Reputation: 51
I have some xlsm and xlsb files that I store in my data lake. 4 XLSB/ XLSM files are loaded in daily and I want to load these files into my data factory pipeline to process them.
I understand that data factory only reads in xlsx files. Currently, my approach is to convert the files outside of data factory before loading it in. However, as these files are quite big, converting to xlsx outside takes quite awhile.
However, I was wondering if there is anyway to convert it in data factory itself? Or if possible, is there a work around to directly use the xlsb and xlsm files in data factory?
Source: Folder in Data Lake storage gen 2 Destination: Output to another folder in Data lake
Upvotes: 1
Views: 961
Reputation: 11529
You can use Binary datasets for these kinds of files. Create Binary dataset for the source and sink of the ADLS gen2 and use copy activity.
These are my sample files:
In the source Binary dataset, give the file path till container in the dataset and use wild card path in the copy activity source(Now give the path till your folder) like below.
As you want these files to be copied daily, use Schedule trigger for the above pipeline and schedule it daily.

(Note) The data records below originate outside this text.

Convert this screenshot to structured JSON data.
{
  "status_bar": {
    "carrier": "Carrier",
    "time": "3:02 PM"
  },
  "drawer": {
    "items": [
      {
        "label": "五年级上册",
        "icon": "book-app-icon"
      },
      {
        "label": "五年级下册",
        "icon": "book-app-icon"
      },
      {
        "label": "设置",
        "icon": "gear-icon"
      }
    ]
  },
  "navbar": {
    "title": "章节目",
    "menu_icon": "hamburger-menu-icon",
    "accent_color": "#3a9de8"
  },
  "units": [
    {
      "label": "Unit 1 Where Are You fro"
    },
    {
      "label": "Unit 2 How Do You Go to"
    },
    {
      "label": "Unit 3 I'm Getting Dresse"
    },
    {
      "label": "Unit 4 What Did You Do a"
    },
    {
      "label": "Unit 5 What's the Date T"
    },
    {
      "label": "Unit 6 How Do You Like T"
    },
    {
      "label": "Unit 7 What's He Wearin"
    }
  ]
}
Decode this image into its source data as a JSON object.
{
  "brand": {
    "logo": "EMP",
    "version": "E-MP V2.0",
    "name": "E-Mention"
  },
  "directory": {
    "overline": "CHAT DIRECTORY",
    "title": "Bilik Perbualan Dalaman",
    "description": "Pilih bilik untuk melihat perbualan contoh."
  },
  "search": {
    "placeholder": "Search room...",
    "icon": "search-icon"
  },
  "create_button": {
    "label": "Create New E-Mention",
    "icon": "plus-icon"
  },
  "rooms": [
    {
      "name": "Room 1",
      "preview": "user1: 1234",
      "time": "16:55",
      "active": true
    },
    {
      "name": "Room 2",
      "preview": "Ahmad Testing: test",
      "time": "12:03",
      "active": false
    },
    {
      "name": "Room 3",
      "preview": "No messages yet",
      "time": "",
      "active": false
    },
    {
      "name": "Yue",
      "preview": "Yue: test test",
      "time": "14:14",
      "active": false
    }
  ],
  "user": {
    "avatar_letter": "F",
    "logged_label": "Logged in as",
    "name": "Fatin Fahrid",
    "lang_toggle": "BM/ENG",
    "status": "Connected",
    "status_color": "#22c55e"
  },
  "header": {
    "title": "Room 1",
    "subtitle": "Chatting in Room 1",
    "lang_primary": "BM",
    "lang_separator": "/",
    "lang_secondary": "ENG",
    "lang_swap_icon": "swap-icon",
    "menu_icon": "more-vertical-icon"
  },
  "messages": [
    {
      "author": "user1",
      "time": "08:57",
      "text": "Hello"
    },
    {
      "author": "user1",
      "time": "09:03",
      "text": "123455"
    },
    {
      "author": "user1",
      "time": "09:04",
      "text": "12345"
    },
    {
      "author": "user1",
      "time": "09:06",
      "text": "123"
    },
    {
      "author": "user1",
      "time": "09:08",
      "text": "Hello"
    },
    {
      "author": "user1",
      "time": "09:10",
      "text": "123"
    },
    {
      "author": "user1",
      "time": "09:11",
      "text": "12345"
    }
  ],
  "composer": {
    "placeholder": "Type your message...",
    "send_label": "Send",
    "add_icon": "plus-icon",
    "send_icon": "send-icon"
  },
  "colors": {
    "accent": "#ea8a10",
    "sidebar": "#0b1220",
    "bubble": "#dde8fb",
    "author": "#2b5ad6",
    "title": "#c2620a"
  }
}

And to get only the latest daily files, use the Filter by last modified in the copy activity source(Make sure to give this in UTC format and it should match your time zone).
Use @adddays(utcNow(),-1)
for startdate and @utcNow()
for the end date.
In the sink, just give the path till the target folder like below.
Now, execute the pipeline and your files will be copied to the destination folder like mine.
Upvotes: 1